SMOTE (Synthetic Minority Oversampling Technique) is one of the most commonly used oversampling methods to solve the imbalance problem. This technique was described by Nitesh Chawla, et al. in their 2002 paper named for the technique titled “SMOTE: Synthetic Minority Over-sampling Technique.”
SMOTE synthesize elements for the minority class. The algorithm works by selecting examples that are close in the feature space, drawing a line between the examples in the feature space and drawing a new sample at a point along that line.
Tomek Links is an under-sampling technique that was developed in 1976 by Ivan Tomek. It is one of a modification from Condensed Nearest Neighbors (CNN). It can be used to find desired samples of data from the majority class that is having the lowest Euclidean distance with the minority class data and then remove it.

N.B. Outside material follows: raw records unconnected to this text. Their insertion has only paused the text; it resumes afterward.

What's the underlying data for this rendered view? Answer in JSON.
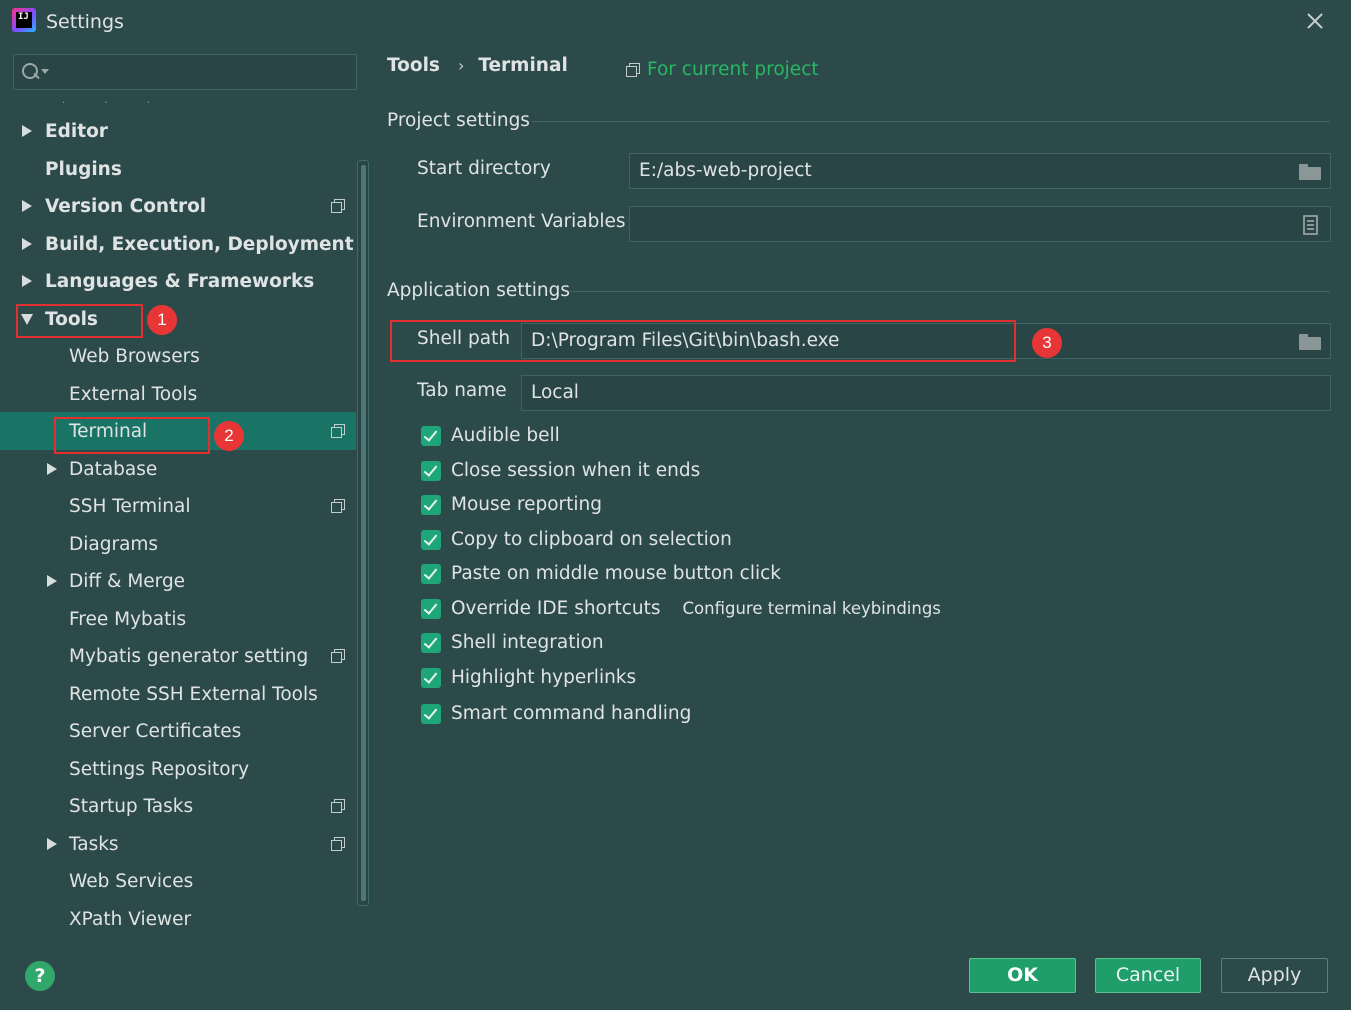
{
  "window": {
    "title": "Settings"
  },
  "search": {
    "placeholder": ""
  },
  "sidebar": {
    "items": [
      {
        "label": "Editor"
      },
      {
        "label": "Plugins"
      },
      {
        "label": "Version Control"
      },
      {
        "label": "Build, Execution, Deployment"
      },
      {
        "label": "Languages & Frameworks"
      },
      {
        "label": "Tools"
      },
      {
        "label": "Web Browsers"
      },
      {
        "label": "External Tools"
      },
      {
        "label": "Terminal"
      },
      {
        "label": "Database"
      },
      {
        "label": "SSH Terminal"
      },
      {
        "label": "Diagrams"
      },
      {
        "label": "Diff & Merge"
      },
      {
        "label": "Free Mybatis"
      },
      {
        "label": "Mybatis generator setting"
      },
      {
        "label": "Remote SSH External Tools"
      },
      {
        "label": "Server Certificates"
      },
      {
        "label": "Settings Repository"
      },
      {
        "label": "Startup Tasks"
      },
      {
        "label": "Tasks"
      },
      {
        "label": "Web Services"
      },
      {
        "label": "XPath Viewer"
      }
    ]
  },
  "annotations": {
    "a1": "1",
    "a2": "2",
    "a3": "3"
  },
  "breadcrumb": {
    "parent": "Tools",
    "separator": "›",
    "current": "Terminal"
  },
  "scope": {
    "label": "For current project"
  },
  "project_settings": {
    "header": "Project settings",
    "start_directory_label": "Start directory",
    "start_directory_value": "E:/abs-web-project",
    "env_vars_label": "Environment Variables",
    "env_vars_value": ""
  },
  "application_settings": {
    "header": "Application settings",
    "shell_path_label": "Shell path",
    "shell_path_value": "D:\\Program Files\\Git\\bin\\bash.exe",
    "tab_name_label": "Tab name",
    "tab_name_value": "Local",
    "checkboxes": [
      {
        "label": "Audible bell",
        "checked": true
      },
      {
        "label": "Close session when it ends",
        "checked": true
      },
      {
        "label": "Mouse reporting",
        "checked": true
      },
      {
        "label": "Copy to clipboard on selection",
        "checked": true
      },
      {
        "label": "Paste on middle mouse button click",
        "checked": true
      },
      {
        "label": "Override IDE shortcuts",
        "checked": true
      },
      {
        "label": "Shell integration",
        "checked": true
      },
      {
        "label": "Highlight hyperlinks",
        "checked": true
      },
      {
        "label": "Smart command handling",
        "checked": true
      }
    ],
    "keybindings_link": "Configure terminal keybindings"
  },
  "footer": {
    "help": "?",
    "ok": "OK",
    "cancel": "Cancel",
    "apply": "Apply"
  },
  "colors": {
    "background": "#2d4a4a",
    "selection": "#1a7466",
    "accent_green": "#27b862",
    "annotation_red": "#e03030"
  }
}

A combination of over-sampling the minority (abnormal) class and under-sampling the majority (normal) class can achieve better classifier performance than only under-sampling the majority class. This method was first introduced by Batista et al. (2003).

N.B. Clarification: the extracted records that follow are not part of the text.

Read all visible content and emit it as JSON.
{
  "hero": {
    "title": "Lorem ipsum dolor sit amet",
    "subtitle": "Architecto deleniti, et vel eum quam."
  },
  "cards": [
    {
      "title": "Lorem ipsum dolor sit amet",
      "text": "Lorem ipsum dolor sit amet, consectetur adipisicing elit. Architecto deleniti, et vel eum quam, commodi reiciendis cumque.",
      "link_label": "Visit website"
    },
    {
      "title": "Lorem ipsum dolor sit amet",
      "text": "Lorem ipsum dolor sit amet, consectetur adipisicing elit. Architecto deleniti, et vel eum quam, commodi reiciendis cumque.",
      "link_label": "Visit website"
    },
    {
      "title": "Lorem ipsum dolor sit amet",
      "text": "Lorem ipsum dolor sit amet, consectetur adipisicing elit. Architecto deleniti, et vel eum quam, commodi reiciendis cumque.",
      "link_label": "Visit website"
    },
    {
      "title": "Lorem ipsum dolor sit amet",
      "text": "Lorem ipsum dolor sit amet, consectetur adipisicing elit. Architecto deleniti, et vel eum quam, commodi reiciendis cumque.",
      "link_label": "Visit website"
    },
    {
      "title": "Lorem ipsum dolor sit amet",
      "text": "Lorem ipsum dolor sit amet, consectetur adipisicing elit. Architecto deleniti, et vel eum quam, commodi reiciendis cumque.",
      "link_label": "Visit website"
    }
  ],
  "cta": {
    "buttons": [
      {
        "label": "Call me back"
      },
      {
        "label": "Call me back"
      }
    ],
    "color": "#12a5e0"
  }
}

The process of SMOTE-Tomek Links is as follows.
- Start of SMOTE: choose random data from the minority class.
- Calculate the distance between the random data and its k nearest neighbors.

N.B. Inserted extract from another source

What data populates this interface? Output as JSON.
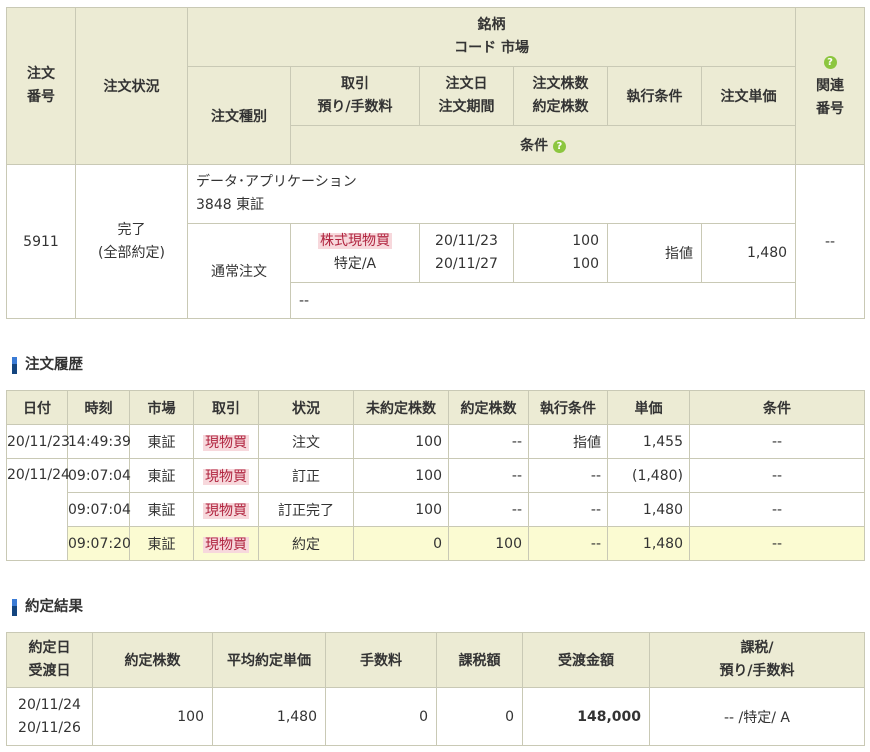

- Multiply the difference with a random number between 0 and 1, then add the result to the minority class as a synthetic sample.
- Repeat step number 2–3 until the desired proportion of minority class is met (End of SMOTE).
- Start of Tomek Links: choose random data from the majority class.
- If the random data’s nearest neighbor is the data from the minority class (i.e. create the Tomek Link), then remove the Tomek Link.